Ashanti olhava as águas do rio Madeira
que corria lentamente. A Chalana parecia bailar acima das águas. Olhava as
margens com a floresta densa a sumir de vista. O rio Madeira ali não era
majestoso, dizem que ele tem mais de 2.500 quilômetros de extensão e o maior
afluente do rio Amazonas. Os índios o chamavam de Cuyari, assim conhecido pela
grande nação dos Tupinambás a muitos e muitos anos atrás. Sua mente fervilhava
pensando na grande aventura que faziam. Saíram de Humaitá no norte do Pará.
Viajaram quilômetros pela BR-319 que liga Porto Velho a Manaus. Na viagem
passaram bem próximo da Usina do Jirau. Estava se tornando uma lenda. Uma luta
entre o sagrado e o profano. Diziam que era a Cachoeira do Padre outros a
batizaram do Caldeirão do Inferno. Ela passava uma vista d’olhos no Velho
Mestre Antoninho, o comandante do barco. Ele sabia o que fazia.
À tarde no mais tardar chegaremos
a Santarém pensou. Avistou as vilas de Trata-Sério, Macacos e Ilha Teotônio. Em
Santarém tentariam um voo da Força Aérea Brasileira até Cuiabá ou São Paulo. Estava
sendo uma viagem encantadora. Ver a floresta Amazônica e suas vilas ribeirinhas
era um grande desafio. Ashanti era seu apelido. Seu nome verdadeiro era Loreta Montes.
Pioneira do Clã Garini (guerreiro lutador). Ela gostava ser chamada de Ashanti.
Achava que tinha muito a ver com Baden-Powell. Seu Clã tinha doze pioneiros.
Cinco moças e sete rapazes. Poucos eram assíduos. A idade a luta pela vida, a
faculdade e outras obrigações sempre fora um empecilho. Sentiu um baque forte e
o barco virou. Os outros seis pioneiros que estavam com ela nadaram até a
margem. Voltaram para ajudar os sobreviventes.
Todos se salvaram. Leo,
Marlon e Fanzini traziam as mulheres e crianças que não sabiam nadar. Mestre Antônio
animava a todos. – Amanhã a Capitania vai dar falta e logo estarão aqui, dizia.

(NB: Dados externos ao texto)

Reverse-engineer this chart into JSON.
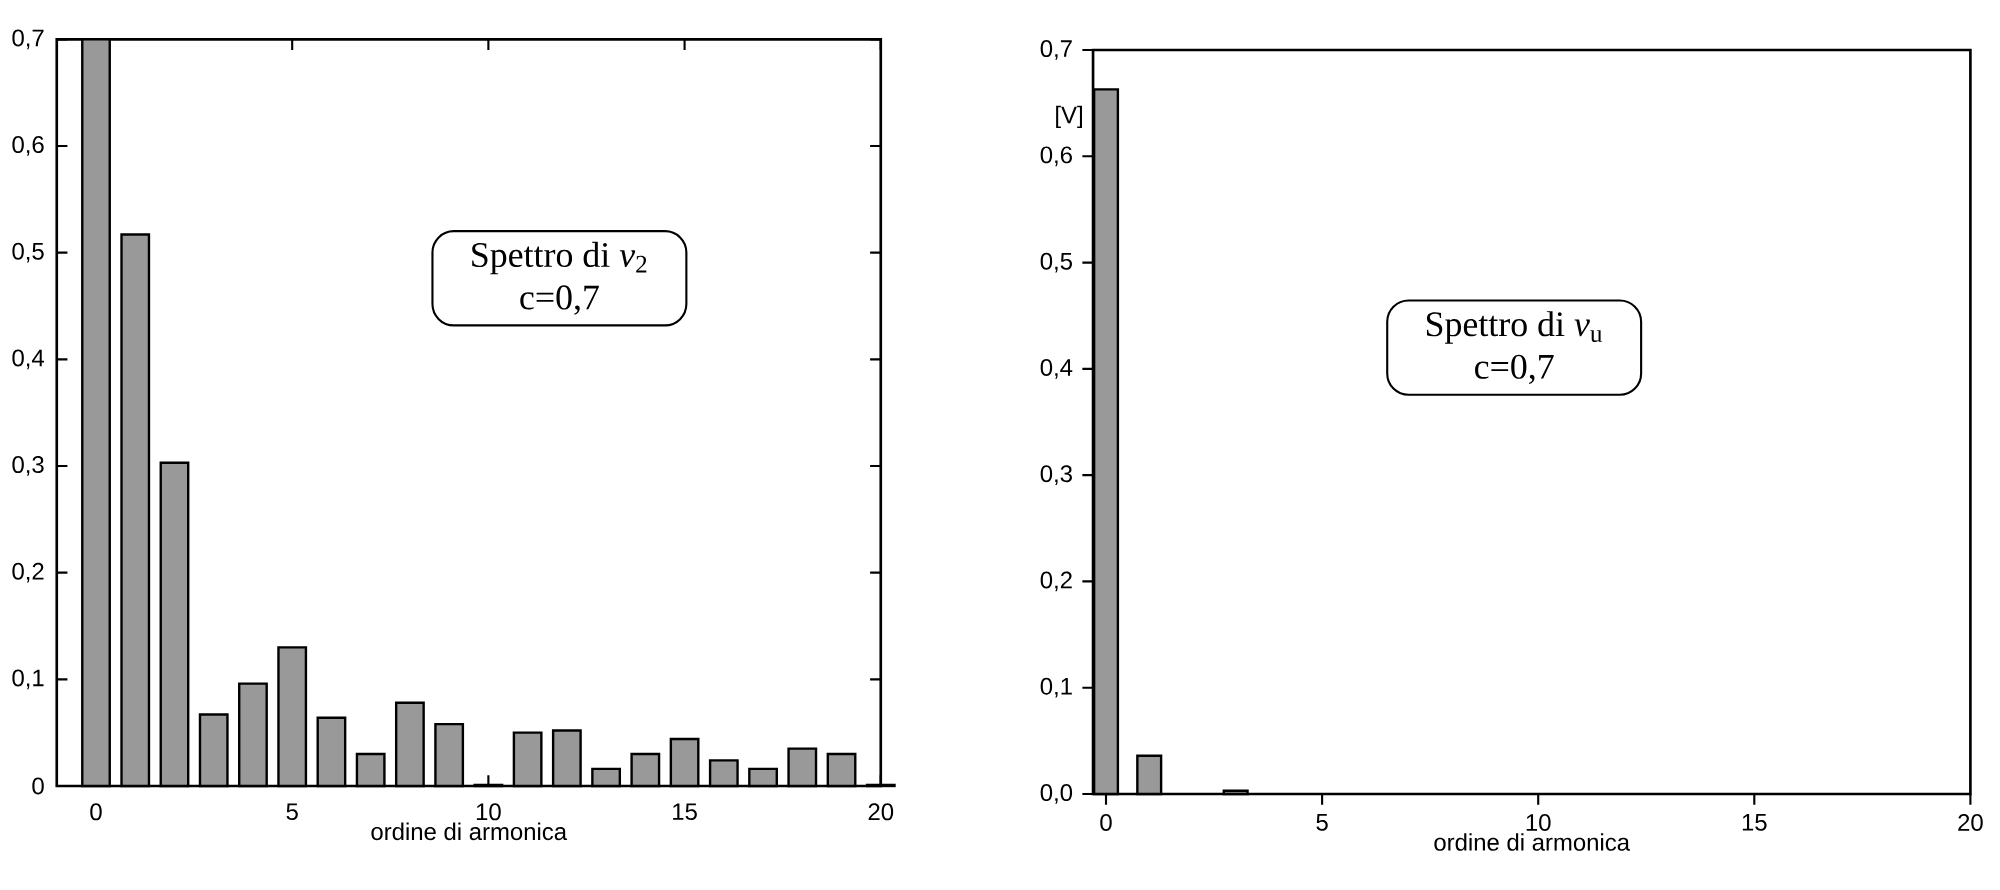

Preparam para passar a noite. Os pioneiros arrumaram lenha seca e uma grande
fogueira foi acesa. Em volta do fogo eu olhava Leo. Tinha por ele uma paixão
escondida. Quando entrou quase saiu. Era um aventureiro e mochileiro. Nosso
mestre Pioneiro era idoso e quase não participava. Quando Leu chegou motivou a
todos a fazerem atividades aventureiras. Fomos ao pico do Itatiaia, e na Serra
da Bocaina. Esta eu tinha sugerido. Uma grande aventura no Amazonas.
Leo
deu um novo ânimo ao Clã. Criou atividades diferentes. As áreas de interesse se
desenvolviam com gosto. Estivemos em duas atividades nacionais, dois mutirões
pioneiros e fizemos uma aventura no pico do Itatiaia. Outras tantas foram
realizadas. Foi muito divertido. Notei que algumas crianças choravam de fome.

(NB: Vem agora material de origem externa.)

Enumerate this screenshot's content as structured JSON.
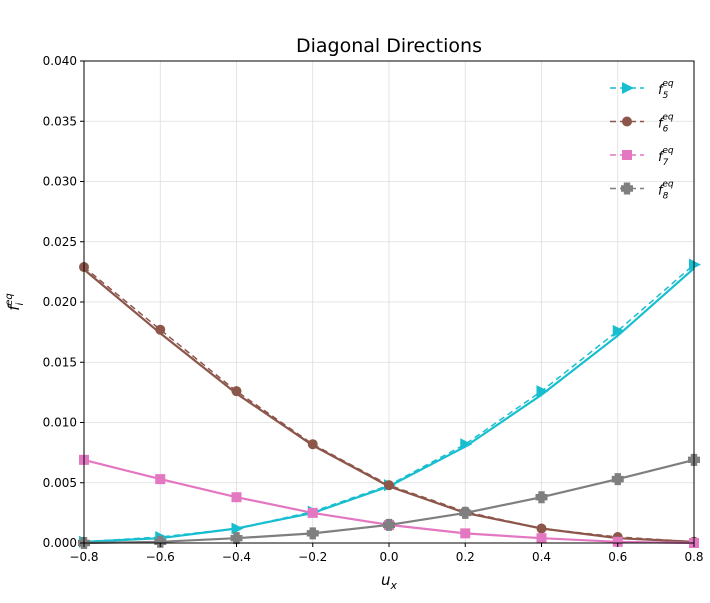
{
  "chart_data": {
    "type": "line",
    "title": "Diagonal Directions",
    "xlabel": "u",
    "xlabel_sub": "x",
    "ylabel": "f",
    "ylabel_sup": "eq",
    "ylabel_sub": "i",
    "xlim": [
      -0.8,
      0.8
    ],
    "ylim": [
      0.0,
      0.04
    ],
    "x_ticks": [
      "−0.8",
      "−0.6",
      "−0.4",
      "−0.2",
      "0.0",
      "0.2",
      "0.4",
      "0.6",
      "0.8"
    ],
    "y_ticks": [
      "0.000",
      "0.005",
      "0.010",
      "0.015",
      "0.020",
      "0.025",
      "0.030",
      "0.035",
      "0.040"
    ],
    "grid": true,
    "legend_position": "top-right",
    "x": [
      -0.8,
      -0.6,
      -0.4,
      -0.2,
      0.0,
      0.2,
      0.4,
      0.6,
      0.8
    ],
    "series": [
      {
        "name": "f",
        "sup": "eq",
        "sub": "5",
        "color": "#17becf",
        "marker": "triangle-right",
        "values": [
          0.0001,
          0.0005,
          0.0012,
          0.0026,
          0.0048,
          0.0082,
          0.0126,
          0.0176,
          0.0231
        ],
        "smooth": [
          0.0001,
          0.0004,
          0.0012,
          0.0025,
          0.0047,
          0.008,
          0.0123,
          0.0172,
          0.0228
        ]
      },
      {
        "name": "f",
        "sup": "eq",
        "sub": "6",
        "color": "#8c564b",
        "marker": "circle",
        "values": [
          0.0229,
          0.0177,
          0.0126,
          0.0082,
          0.0048,
          0.0026,
          0.0012,
          0.0005,
          0.0001
        ],
        "smooth": [
          0.0227,
          0.0174,
          0.0124,
          0.0081,
          0.0047,
          0.0025,
          0.0012,
          0.0004,
          0.0001
        ]
      },
      {
        "name": "f",
        "sup": "eq",
        "sub": "7",
        "color": "#e377c2",
        "marker": "square",
        "values": [
          0.0069,
          0.0053,
          0.0038,
          0.0025,
          0.0015,
          0.0008,
          0.0004,
          0.0001,
          0.0
        ],
        "smooth": [
          0.0069,
          0.0053,
          0.0038,
          0.0025,
          0.0015,
          0.0008,
          0.0004,
          0.0001,
          0.0
        ]
      },
      {
        "name": "f",
        "sup": "eq",
        "sub": "8",
        "color": "#7f7f7f",
        "marker": "plus",
        "values": [
          0.0,
          0.0001,
          0.0004,
          0.0008,
          0.0015,
          0.0025,
          0.0038,
          0.0053,
          0.0069
        ],
        "smooth": [
          0.0,
          0.0001,
          0.0004,
          0.0008,
          0.0015,
          0.0025,
          0.0038,
          0.0053,
          0.0069
        ]
      }
    ]
  }
}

Leo e Marlon mergulharam até a cozinha da Chalana e trouxeram leite condensado
e algumas latas de sardinha. O dia amanheceu. Um lindo sol apareceu. Animamos
os passageiros até a chegada do barco patrulha da capitania. Às três da tarde
eles chegaram. Os Pioneiros já tinha mergulhado recuperando nossa tralha e dos
passageiros no fundo do barco. No retorno lanchamos no barco patrulha. Chegamos
a Santarém a noitinha. A Capitania nos ofereceu hospedagem em quartos
razoáveis. Aproveitamos para telefonar aos nossos pais e contar a grande
aventura que fazíamos.
Noite alta eu e o Leo ficamos
conversando na varanda. Eu sabia da sua namorada, uma jovem loura muito bonita.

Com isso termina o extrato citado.